Jung bleiben, alt werden


sehr gut

Über die Suche nach dem Geheimnis des ewigen Lebens
Dieses Buch beschäftigt sich mit den neuesten Ergebnissen der Langlebigkeitsforschung. Die vielen schönen Illustrationen und der lockere bildhafte Schreibstil nehmen die Leser und Leserinnen mit in die Welt der Wissenschaft. Ausführlich und sehr anschaulich wird erläutert, was Gene sind und wie sie funktionieren, wie Proteine aufgebaut sind und wie sich deren Rolle im Laufe des Lebens verändert, welche Arbeit unser MIkrobiom leistet und wie individuell der Stoffwechsel eines jeden Körpers ist. Es wird ziemlich schnell klar, wie komplex so ein menschlicher Organismus aufgebaut ist, so dass es wohl noch ziemlich viele Geheimnisse zu lüften gibt. Die in diesem Buch beschriebene Forschung ist auf die biologischen Funktionen und Interaktionen im menschlichen Körper begrenzt. Die Wechselbeziehungen zwischen Körper, Psyche und Geist werden nur in dem einen oder anderen Nebensatz erwähnt. Das Buch ist aber insgesamt betrachtet sehr informativ und unterhaltsam.

Bewertung vom 07.02.2024
Tsokos, Anja;Tsokos, Michael

Heinz Labensky - und seine Sicht auf die Dinge


ausgezeichnet

Einstein und Ritas Tochter
"Heinz Labensky - und seine Sicht auf die Dinge" ist ein ganz besonderer Roman.

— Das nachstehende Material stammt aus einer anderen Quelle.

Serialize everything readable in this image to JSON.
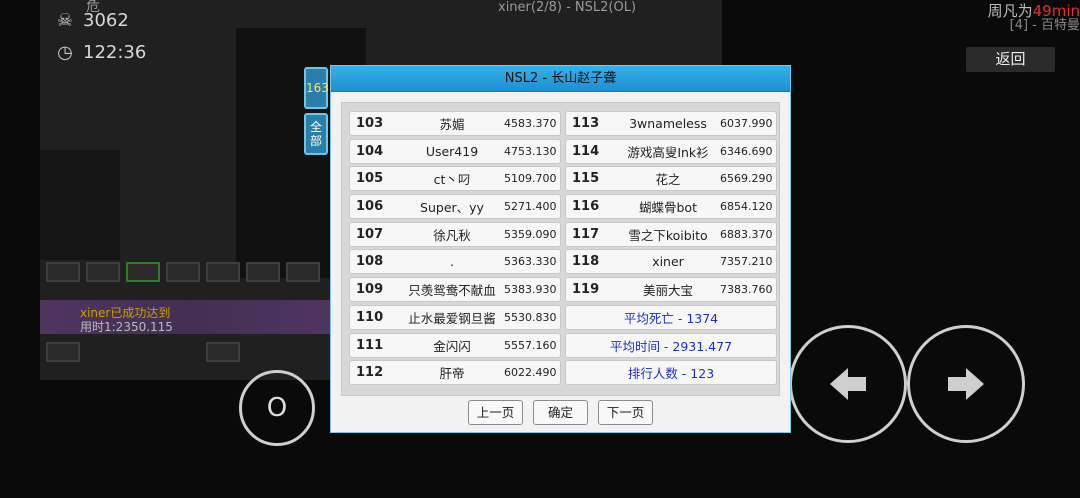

Er ist zum Schreien komisch und in gleichem Maße ernst. Er vermittelt Ostdeutsche Geschichte, insbesondere DDR-Geschichte, jenseits von irgendwelchen Ideologien. Aus der Sicht von Heinz Labensky eben. Der ist wegen einer Lernbehinderung früh von der Schule abgegangen. Sein Herz hat er schon sehr früh und für immer an Rita verschenkt, die für ihn die Welt bedeutet. Leider ist der Kontakt zu ihr vor vielen Jahren verloren gegangen. Jetzt ist er 79 und Insasse eines "Feierabendheims" in Thüringen, wo er die Tage verdämmert, bis er eines Tages einen Brief aus Stralsund von einer Frau erhält, die behauptet, Ritas Tochter zu sein und die Kontakt zu ihm aufnehmen will. Stehenden Fußes macht sich Heinz auf den Weg. Es beginnt ein Roadtrip quer durch Deutschland und quer durch verschiedene Ereignisse und Themen der DDR-Geschichte. Viele alte Erinnerungen kommen hoch. Durch Bekanntschaften, die er unterwegs macht, wird er mit der heutigen Welt konfrontiert. Alte Geschichten weben sich auf diese Weise in aktuelle Geschehnisse ein, wodurch ein komplexes Bild von Labenskys Welt entsteht. Am Ende steht verblüffender Weise ein Neubeginn für Heinz Labensky. Es ist eben nie zu spät für überraschende Wendungen.
Besonders gefällt mir, dass viele typische DDR-Redewendungen, DDR-Vokabeln und viele DDR-typische Sachen in den Text eingeflochten sind .
Ich hatte sehr viel Freude beim Lesen und gebe eine unbedingte Leseempfehlung.